Increase largely driven by eligibility of adults without cardiovascular disease
New Guidelines Expand Statin Eligibility by 13 Million

THURSDAY, March 20, 2014 (HealthDay News) -- The American College of Cardiology and the American Heart Association (ACC-AHA) new cholesterol guidelines would increase the number of Americans eligible for statin therapy by nearly 13 million, according to research published online March 19 in the New England Journal of Medicine.

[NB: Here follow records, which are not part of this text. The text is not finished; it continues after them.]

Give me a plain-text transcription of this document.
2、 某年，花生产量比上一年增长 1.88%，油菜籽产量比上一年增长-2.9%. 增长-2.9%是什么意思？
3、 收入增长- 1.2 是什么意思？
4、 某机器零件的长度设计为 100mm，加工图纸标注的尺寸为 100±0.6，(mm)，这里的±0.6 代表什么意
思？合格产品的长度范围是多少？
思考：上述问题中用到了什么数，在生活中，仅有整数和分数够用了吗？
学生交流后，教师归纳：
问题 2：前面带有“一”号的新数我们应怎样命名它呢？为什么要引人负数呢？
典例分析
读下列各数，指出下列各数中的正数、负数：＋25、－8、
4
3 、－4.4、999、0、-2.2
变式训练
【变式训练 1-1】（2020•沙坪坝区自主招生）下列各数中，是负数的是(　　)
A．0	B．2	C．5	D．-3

Michael J. Pencina, Ph.D., from Duke University in Durham, N.C., and colleagues used data from the National Health and Nutrition Examination Surveys (2005 to 2010) to compare the number of persons and the risk-factor profile for persons who would be eligible for statin therapy under the new ACC-AHA guidelines versus under the Third Adult Treatment Panel (ATP III) guidelines.

The researchers found that the new guidelines would increase the number of adults eligible for statin therapy from 43.2 to 56.0 million. Adults without cardiovascular disease would drive this increase. Eligible adults aged 60 to 75 years without cardiovascular disease would increase from 30.4 to 87.4 percent for men and from 21.2 to 53.6 percent for women. The ACC-AHA guidelines would have a higher sensitivity and lower specificity than the ATP-III guidelines in that they would recommend statin therapy for more adults who would be expected to have future cardiovascular events, but include many who would not have future events.

"The new ACC-AHA guidelines for the management of cholesterol would increase the number of adults who would be eligible for statin therapy by 12.8 million, with the increase seen mostly among older adults without cardiovascular disease," the authors write.